5. Selon la procédure actuelle, l’ordinateur suspect est immédiatement déconnecté du réseau et son remplacement complet est prévu. Nous ne désirons pas fournir de précisions supplémentaires pour la même raison que celle évoquée ci-dessus.

6. Comme nous l’avions déjà communiqué auparavant, une seule plainte a été déposée jusqu’ici.

7. Il est primordial pour le SPF de pouvoir compter sur l’assistance du CERT et d’autres services publics. C’est d’ailleurs la raison pour laquelle l’échange d’informations et les demandes d’assistance se font rapidement. Via le CERT belge, il est également possible d’entrer en contact avec d’autres CERT. Nous collaborons également avec FEDICT et analysons les possibilités de collaboration au niveau fédéral pour les contre-mesures techniques.

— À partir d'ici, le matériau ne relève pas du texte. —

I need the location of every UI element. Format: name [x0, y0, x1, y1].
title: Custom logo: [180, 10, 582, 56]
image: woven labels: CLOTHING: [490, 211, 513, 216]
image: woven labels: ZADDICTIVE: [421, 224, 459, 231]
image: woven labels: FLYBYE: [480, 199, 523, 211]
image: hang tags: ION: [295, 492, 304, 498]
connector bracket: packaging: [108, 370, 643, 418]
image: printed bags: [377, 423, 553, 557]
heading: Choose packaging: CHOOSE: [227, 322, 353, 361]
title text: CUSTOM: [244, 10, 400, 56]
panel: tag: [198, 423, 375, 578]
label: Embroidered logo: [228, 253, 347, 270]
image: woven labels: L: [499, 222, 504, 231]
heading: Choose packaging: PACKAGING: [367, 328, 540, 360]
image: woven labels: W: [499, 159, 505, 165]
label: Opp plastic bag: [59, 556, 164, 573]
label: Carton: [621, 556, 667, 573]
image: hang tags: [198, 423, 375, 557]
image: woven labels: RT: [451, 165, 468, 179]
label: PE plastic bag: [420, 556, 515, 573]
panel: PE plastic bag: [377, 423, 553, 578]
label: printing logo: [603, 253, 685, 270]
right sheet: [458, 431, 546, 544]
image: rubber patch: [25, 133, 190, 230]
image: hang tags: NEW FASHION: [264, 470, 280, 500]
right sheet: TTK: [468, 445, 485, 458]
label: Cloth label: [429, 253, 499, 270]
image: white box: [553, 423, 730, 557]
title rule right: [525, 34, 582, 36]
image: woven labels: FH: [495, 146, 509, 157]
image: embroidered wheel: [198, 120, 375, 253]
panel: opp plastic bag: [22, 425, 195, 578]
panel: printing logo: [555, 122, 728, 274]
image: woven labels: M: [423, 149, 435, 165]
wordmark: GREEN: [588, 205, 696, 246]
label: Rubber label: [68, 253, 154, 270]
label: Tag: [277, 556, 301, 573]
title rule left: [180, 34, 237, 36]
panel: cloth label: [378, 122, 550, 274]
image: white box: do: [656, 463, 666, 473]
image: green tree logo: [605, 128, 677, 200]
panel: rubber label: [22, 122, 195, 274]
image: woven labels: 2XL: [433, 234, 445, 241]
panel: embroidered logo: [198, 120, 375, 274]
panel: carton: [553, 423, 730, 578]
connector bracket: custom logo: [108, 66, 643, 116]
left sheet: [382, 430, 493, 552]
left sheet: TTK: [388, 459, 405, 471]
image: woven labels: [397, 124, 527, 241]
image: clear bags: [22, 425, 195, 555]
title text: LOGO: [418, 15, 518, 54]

8. Tous les internautes, quels qu’ils soient, sont en permanence soumis à des tentatives d’intrusion de cybercriminels. Les contre-mesures habituelles déjouent la plupart de ces tentatives qui ne font dès lors pas l’objet d’une analyse ultérieure.

Cependant, le risque que des logiciels malveillants ciblés, créés pour collecter des données à grande échelle, s’introduisent subrepticement dans les réseaux demeure constant. En limiter l’ampleur nécessite de développer de nouvelles techniques et d’augmenter la flexibilité des équipes chargées d’essayer de détecter ces logiciels.